Al Shabaab: Who they are

Nairobi: The militant group Al Shabaab (The Youth in Arabic), that has claimed responsibility for Thursday's deadly attack on a university in Kenya that left at least 70 people dead, has been battling the UN-backed government in Somalia, and has carried out a string of attacks in neighbouring Kenya.

The group, which is allied to the Al Qaeda, has been pushed out of most of the main towns in Somalia it once controlled, but it remains a potent threat.

It emerged as the radical youth wing of Somalia's now-defunct Union of Islamic Courts, which controlled Mogadishu in 2006, before being forced out by Ethiopian forces.

It is banned as a terrorist group by both the US and Britain and is believed to have between 7,000 and 9,000 militants.

Thursday's attack on the Moi University Garissa campus is the deadliest in a series of attacks it has carried out in neighbouring Kenya.

At least 70 people were killed and 79 injured in the early morning attack while 535 still remained unaccounted for.

In 2013, Al Shabaab attacked the Westgate shopping centre in Kenya's capital Nairobi leaving at least 68 people died.

Al Shabaab has also set up a recruiting network in Kenya, especially around the port city of Mombasa, which has a large Muslim population.

Although it has lost control of most towns and cities, it still dominates in many rural areas.

It was forced out of Somali capital Mogadishu in August 2011 and left the vital port of Kismayo in September 2012.

The loss of Kismayo has hit Al Shabaab's finances, as it used to earn money by taking a cut from the town's lucrative charcoal trade.

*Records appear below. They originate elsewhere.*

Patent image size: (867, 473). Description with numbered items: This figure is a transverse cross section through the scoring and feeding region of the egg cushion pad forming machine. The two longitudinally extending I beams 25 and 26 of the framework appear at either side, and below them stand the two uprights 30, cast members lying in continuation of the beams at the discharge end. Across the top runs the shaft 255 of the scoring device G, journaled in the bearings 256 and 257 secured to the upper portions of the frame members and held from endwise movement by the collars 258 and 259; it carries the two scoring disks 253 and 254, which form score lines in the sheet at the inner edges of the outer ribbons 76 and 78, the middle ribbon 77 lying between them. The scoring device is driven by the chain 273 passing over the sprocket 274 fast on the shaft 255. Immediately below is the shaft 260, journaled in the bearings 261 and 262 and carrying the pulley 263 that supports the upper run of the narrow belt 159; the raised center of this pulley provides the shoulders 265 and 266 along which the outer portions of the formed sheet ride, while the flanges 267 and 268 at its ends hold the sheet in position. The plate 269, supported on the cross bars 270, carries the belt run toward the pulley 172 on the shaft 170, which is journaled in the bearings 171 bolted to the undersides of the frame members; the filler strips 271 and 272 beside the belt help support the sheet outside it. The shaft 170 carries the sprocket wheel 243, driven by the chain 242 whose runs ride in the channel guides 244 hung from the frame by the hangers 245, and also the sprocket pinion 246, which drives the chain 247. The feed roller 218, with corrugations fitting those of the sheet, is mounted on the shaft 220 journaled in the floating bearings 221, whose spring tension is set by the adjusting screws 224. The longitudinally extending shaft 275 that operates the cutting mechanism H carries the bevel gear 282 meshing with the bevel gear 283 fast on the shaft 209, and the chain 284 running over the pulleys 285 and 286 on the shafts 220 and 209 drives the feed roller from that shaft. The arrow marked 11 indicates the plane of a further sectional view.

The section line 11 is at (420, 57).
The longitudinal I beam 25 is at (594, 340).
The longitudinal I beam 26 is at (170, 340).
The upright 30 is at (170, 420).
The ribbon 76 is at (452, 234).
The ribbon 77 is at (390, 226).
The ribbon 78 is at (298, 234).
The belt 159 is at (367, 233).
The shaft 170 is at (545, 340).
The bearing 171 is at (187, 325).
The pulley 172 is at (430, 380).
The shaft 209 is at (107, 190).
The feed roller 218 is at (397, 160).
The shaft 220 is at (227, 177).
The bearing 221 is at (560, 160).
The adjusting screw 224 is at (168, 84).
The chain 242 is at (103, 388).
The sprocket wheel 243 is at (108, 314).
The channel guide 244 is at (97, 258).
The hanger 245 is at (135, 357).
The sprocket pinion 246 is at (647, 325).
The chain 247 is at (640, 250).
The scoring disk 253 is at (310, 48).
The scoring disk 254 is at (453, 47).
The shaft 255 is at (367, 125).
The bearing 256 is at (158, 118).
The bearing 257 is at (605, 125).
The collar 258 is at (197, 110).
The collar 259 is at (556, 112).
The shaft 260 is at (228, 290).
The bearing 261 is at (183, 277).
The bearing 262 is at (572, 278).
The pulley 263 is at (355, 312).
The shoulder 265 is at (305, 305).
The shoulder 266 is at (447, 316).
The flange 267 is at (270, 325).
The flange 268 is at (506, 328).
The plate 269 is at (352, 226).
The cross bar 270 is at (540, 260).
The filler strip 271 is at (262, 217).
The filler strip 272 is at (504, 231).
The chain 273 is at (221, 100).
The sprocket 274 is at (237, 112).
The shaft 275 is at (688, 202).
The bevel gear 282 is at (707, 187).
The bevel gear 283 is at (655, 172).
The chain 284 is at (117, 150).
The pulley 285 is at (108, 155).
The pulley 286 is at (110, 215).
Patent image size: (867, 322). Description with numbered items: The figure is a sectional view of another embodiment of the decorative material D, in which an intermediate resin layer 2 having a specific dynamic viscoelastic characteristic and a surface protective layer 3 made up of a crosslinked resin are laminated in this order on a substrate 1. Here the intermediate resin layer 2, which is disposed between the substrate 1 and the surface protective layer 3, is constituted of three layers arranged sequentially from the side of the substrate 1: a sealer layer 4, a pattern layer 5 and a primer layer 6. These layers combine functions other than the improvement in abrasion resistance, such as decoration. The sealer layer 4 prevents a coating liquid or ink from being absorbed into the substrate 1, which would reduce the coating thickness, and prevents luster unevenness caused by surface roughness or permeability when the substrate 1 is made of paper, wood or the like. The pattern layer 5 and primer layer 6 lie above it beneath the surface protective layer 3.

Al Shabaab advocates the Saudi-inspired Wahhabi version of Islam, while most Somalis are Sufis.

It has imposed a strict version of Islamic Sharia law in areas under its control, including stoning to death women accused of adultery and amputating the hands of thieves.

In a joint video released in February 2012, former Al Shabaab leader Ahmed Abdi Godane said he "pledged obedience" to Al Qaeda head Ayman al-Zawahiri.

The two groups have long worked together and foreigners are known to fight alongside Somali militants.